After earlier work on color vision, electrophysiology, Talbot's law, cardiac nerves, otoliths, muscle proteins, and permeability of blood corpuscles, Stewart later experimentally investigated such clinical problems as the effect of total anemia on the brain, resuscitation, the measurement of blood flow by the calorimetric method, and the estimation of pulmonary blood capacity and cardiac output by indicator-dilution techniques. With Julius M. Rogoff he studied the functions of the adrenal medulla and cortex, including the epinephrine output and the usefulness of cortex extracts to treat Addison's disease. They discovered that the adrenal cortex was indispensable to the life of higher animals. Stewart published a series of papers on "The liberation of epinephrin from the adrenals" in the Journal of Pharmacology and Experimental Therapeutics.

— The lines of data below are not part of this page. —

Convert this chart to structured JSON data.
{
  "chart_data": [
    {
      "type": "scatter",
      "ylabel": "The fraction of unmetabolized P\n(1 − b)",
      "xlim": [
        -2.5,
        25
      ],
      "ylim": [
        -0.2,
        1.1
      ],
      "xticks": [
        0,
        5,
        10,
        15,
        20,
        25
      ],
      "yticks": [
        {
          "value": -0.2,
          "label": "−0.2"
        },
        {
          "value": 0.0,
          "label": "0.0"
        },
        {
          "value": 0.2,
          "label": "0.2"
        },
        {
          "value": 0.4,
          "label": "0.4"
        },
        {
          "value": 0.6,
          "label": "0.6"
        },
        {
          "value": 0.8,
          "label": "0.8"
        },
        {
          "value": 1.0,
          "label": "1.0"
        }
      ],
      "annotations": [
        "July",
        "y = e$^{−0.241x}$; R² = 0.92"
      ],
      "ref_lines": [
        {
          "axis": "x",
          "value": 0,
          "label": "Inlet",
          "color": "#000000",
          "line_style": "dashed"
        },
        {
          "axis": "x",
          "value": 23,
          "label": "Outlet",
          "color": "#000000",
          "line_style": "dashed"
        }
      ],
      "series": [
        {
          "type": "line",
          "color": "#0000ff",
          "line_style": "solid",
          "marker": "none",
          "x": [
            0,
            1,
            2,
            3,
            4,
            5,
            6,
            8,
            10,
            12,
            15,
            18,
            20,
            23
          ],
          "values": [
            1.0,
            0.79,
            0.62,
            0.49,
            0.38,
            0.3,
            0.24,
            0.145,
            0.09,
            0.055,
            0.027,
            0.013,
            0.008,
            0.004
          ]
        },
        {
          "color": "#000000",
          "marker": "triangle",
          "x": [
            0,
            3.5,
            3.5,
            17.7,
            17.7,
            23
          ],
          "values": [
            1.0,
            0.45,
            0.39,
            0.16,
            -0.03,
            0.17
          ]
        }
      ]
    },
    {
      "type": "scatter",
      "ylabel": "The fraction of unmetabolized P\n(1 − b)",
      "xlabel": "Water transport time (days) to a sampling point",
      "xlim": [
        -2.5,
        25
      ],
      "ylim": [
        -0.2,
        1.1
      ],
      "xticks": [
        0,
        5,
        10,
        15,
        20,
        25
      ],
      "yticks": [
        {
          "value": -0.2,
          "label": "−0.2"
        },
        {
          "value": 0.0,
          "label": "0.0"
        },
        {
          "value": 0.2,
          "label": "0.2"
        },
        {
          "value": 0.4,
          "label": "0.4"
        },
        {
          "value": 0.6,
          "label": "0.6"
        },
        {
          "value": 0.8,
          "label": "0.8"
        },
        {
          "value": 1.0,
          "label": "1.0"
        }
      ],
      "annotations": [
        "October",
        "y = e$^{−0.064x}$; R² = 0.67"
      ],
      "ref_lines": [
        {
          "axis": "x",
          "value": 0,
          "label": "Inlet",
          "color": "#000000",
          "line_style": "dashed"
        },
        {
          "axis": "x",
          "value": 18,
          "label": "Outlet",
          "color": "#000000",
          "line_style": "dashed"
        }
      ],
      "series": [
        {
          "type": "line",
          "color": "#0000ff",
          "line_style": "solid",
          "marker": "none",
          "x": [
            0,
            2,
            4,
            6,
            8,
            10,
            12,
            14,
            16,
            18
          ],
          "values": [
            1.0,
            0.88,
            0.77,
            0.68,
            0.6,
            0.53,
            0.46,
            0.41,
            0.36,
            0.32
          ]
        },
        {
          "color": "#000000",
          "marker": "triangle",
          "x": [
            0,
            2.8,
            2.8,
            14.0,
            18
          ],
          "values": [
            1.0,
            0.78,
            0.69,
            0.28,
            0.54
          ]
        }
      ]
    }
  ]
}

Stewart was a member of the Physiology Society, American Physiology Society, American Pharmacology Society. The University of Edinburgh awarded him the honorary L.L.D. in 1920.

== Later life ==
Stewart was described as a brilliant teacher, witty, and possessed of prodigious energy and an amazing memory. In later life he suffered from pernicious anemia and progressive spinal degeneration, but he remained mentally alert until the end and made notes about his own condition. Stewart married Louise Kate Powell on 20 September 1906, and his wife and four children were living in Toronto at the time of his death. His funeral was held at the University Chapel at Cleveland on 31 May 1930; his body was cremated and his ashes taken to Toronto. His life was summarised in obituaries of the time in Nature, Science and (with some inaccuracies) in the British Medical Journal.